しかし、「なかなか知ることのできないAIの基本構造から学び、チャットボットが活用できるのが住宅ローン検討においてどの段階で、人はどの段階で関与すべきなのか明確に理解できました。AIチャットボットに対する期待が高まっています」と話す。現在は、チャットボットの対話内容の品質検証と、事業収益に対する貢献度を見極めながら商用実装の準備を進めている。
「安心できる金融機関として選ばれるためには、有人対応とのシームレスな連携も重要だと思います。

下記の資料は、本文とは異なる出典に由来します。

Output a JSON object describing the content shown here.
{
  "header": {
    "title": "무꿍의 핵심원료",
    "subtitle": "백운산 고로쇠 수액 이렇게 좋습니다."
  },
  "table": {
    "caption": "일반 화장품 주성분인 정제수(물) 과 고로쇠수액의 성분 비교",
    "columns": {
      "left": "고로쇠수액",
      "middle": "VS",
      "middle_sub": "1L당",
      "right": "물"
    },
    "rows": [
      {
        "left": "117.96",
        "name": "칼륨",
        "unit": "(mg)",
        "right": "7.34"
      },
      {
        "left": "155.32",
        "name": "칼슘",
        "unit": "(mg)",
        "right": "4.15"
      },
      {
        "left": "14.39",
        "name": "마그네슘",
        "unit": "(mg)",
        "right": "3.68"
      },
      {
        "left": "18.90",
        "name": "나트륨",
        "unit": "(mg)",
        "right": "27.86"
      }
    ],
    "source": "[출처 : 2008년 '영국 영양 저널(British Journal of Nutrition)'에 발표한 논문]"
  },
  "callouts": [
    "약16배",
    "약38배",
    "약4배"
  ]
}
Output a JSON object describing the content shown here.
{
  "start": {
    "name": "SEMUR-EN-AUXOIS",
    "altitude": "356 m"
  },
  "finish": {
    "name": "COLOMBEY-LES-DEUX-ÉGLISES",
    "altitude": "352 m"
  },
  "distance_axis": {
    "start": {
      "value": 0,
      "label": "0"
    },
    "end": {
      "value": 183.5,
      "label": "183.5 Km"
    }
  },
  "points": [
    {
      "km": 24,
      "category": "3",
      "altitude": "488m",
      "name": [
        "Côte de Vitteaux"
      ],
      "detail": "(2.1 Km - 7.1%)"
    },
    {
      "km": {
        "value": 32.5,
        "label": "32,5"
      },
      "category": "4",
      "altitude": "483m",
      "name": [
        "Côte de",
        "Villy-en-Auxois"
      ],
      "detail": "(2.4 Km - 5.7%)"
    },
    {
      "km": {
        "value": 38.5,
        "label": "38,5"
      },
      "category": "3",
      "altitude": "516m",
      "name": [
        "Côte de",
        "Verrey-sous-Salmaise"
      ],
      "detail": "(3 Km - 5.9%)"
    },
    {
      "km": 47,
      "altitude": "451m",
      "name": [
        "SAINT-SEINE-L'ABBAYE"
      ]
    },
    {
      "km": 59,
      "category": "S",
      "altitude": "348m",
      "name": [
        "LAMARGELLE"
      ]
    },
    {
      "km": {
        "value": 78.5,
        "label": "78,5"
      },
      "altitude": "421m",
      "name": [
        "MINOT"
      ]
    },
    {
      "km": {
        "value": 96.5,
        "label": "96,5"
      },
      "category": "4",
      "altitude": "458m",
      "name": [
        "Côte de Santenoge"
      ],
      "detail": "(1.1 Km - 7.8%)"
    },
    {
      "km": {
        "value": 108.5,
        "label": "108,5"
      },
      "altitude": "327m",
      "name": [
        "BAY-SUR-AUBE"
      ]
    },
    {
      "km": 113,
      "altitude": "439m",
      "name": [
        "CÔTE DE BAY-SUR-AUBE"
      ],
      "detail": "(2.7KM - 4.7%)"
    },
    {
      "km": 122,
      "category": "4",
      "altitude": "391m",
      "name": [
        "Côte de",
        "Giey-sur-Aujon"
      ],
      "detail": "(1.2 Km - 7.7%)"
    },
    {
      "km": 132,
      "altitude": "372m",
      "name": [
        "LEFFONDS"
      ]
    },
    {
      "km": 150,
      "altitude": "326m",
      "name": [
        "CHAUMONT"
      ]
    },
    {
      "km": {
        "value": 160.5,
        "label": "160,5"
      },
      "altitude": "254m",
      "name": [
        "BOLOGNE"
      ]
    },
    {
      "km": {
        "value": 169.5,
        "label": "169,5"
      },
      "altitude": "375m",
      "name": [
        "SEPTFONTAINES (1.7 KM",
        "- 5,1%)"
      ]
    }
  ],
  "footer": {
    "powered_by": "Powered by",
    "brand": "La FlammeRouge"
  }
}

対話型AIの機能としても、人が“相談したい”と思えるAIを目指し、会話の高度化やバーチャルヒューマン化、音声応対などができるようにしていきたいと思っています」(村岡氏)
営業統括部 決済・マーケティンググループ 副調査役
三浦 なつみ 氏
クリエイティブ生成AIの取り組みに参加したFFG 営業統括部 決済・マーケティンググループ副調査役の三浦なつみ氏は、「生成AIは魔法のツールのようなもので、ボタンを押せば広告バナーが完成するのではないかと期待していました」と話す。
「でも、実際は指などの細かい描写が苦手だったり、人の目を通さないと違和感がある部分が出たりといったことがありました。想像していた魔法のようなツールとは異なりましたが、実際に動かすことで生成AIでできることと人がすべきことを知ることができてよかったと思います。海外の学習データがベースの生成AIなので日本人の顔や日本らしい風景を生成するのが難しいのですが、そのような画像の生成のコツや、著作権対策や社内のリスク部門と協議すべきことなど、電通デジタル様は実践的な内容を惜しみなく教えてくれました」(三浦氏)
継続的なAI変革で、「一歩先を行く発想で、地域に真のゆたかさを。」
なお、クリエイティブ生成AIに関しては、広告配信で一定の成果が上がっているため、商材を変えて検証の範囲を広げつつ、実際の広告運用を実施している。しかも、最初に支援を受け、AI人材として育成されたメンバーからのスキル移転が行われ、「第2世代」がすでに内製化に関わっているのだという。電通デジタルの支援がスタートしてからわずか1年にもかかわらず、AIを活用したクリエイティブ制作業務の内製化およびデジタルマーケティング施策の自走化が実現しつつあるのだ。
「こんなに短期間で、AI活用プロジェクトに参加したメンバー全員の知識レベルをきっちりと引き上げるだけでなく、マーケティング施策の自走化への道筋を整備してくれたことに驚いています」と語る前出の長尾氏は、こう続けた。「これまでも、社内では業務効率化のためのAI活用を進めてきましたが、お客様の体験価値向上につながるようなAI活用はまだ本格化できていませんでした。お客様の期待を超えた『一歩先』を行く体験を提供するため、AI活用の幅をさらに広げていくことが重要だと考えているので、今後も電通デジタル様のご支援を受けながら、AI活用の取り組みを広げていきたいと思います」

金融の枠を越え、地域社会の課題解決に取り組み、「地域に真のゆたかさ」をもたらそうとしているFFGの取り組みは、前述したように電通デジタルを含む国内電通グループが推進するAI戦略「AI For Growth」とも通底している。加速度的に人口減少が進む今、言うまでもなく地域経済の活性化は日本にとって喫緊の課題。両社の協業による価値創造は、その解決策を示す力強いロールモデルとなっていく。